The golden ornaments on Ganondorf’s topknot, chest, arms, and ankles reference the common portrayal of Fudō Myōō, one of the most widely venerated deities in Japanese Buddhism. Fudō was originally a minor Hindu deity called Acalanātha, who is an avatar of the wrath of Shiva, the god who destroys so that new life may emerge.
Like Fudō, Ganondorf wears long hair bound into a topknot, golden sandals, and loose pants gathered at the knee. These are sartorial traces of Fudō’s South Asian origins, and they serve to connect Ganondorf to the Gerudo of Ocarina of Time and Breath of the Wild, whose designs are inspired by various cultures along the ancient Silk Road.
Fudō was especially venerated by the warriors of Japan’s medieval period, so perhaps it’s fitting that Ganondorf’s costume alludes to the dress of medieval warlords. His robe, with its embroidered hem, crimson lining, and golden sleeve weights, would have been extremely expensive to create and would only be worn by a wealthy domain lord.
The matte black of Ganondorf’s outer robe is an indicator of high rank, as is its colorful interior. Toward the end of the medieval period, black robes were sewn with gorgeous inner linings in order to demonstrate wealth, power, and prestige. To me, Ganondorf’s robe reads as something that would be worn by Oda Nobunaga, one of Japan’s most notorious warlords.

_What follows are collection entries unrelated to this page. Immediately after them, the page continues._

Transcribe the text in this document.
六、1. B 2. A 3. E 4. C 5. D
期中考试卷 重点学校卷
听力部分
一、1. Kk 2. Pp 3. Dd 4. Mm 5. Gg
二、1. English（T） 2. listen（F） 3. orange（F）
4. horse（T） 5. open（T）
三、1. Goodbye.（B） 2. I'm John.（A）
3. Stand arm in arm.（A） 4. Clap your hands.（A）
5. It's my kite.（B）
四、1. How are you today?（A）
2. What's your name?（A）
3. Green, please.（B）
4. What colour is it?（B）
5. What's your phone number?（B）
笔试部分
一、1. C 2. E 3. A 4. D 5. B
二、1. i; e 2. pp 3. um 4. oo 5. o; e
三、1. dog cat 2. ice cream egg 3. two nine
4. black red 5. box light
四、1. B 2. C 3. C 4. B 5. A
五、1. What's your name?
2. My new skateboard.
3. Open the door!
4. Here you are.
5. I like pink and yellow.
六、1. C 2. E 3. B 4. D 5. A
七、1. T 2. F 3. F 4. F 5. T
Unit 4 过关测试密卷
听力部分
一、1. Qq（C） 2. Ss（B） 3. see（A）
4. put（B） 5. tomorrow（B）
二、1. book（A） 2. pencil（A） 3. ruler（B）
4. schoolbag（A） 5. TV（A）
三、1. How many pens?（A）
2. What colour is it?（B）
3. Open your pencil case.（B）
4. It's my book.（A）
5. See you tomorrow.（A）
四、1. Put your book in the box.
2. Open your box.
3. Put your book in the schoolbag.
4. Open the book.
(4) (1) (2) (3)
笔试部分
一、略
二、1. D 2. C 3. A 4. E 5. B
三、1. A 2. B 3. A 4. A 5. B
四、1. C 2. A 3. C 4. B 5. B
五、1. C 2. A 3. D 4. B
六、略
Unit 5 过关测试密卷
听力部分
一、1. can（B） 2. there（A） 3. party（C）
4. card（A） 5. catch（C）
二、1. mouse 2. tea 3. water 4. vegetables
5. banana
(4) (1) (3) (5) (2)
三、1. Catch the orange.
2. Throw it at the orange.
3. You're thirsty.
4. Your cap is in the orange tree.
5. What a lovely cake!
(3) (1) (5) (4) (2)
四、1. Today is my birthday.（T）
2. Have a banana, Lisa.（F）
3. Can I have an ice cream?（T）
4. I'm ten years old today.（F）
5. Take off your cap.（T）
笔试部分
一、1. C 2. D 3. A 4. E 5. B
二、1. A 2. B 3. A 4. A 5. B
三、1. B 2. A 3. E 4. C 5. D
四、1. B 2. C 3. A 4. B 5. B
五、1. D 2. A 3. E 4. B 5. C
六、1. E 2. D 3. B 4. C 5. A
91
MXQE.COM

What’s interesting about Ganondorf’s design is that he doesn’t come off as a deity or a warlord. A god would have no need for such a sumptuous robe, while a lord would not reveal his skin or wear sandals. I’m strongly reminded of the sort of rōnin famously played by Toshiro Mifune in The Seven Samurai, a skilled but aging warrior who retains his dignity despite his debased circumstances.
Ganondorf’s lower torso is wrapped in a haramaki to reinforce his core strength, and his right arm is bare so he can wield his sword without impediment. These are both very human touches, as is the cloth covering his shins and soles so that his skin doesn’t chafe. A more godlike character would not need these concessions, and a more aristocratic character would not bother with them.
In previous games, Ganondorf was covered from chin to toe in ornate armor or belted robes, signifying a lack of openness and vulnerability. Meanwhile, the Ganondorf of Tears of the Kingdom literally bares his chest as he reveals a number of contradictions. He is ornamented yet barefoot, and his regal black robe has been peeled back to showcase a bright lotus pattern.
Even despite his stern frown and clenched fists, I don’t feel that Ganondorf is visually coded as a villain… or, at least, he doesn’t seem completely inhuman.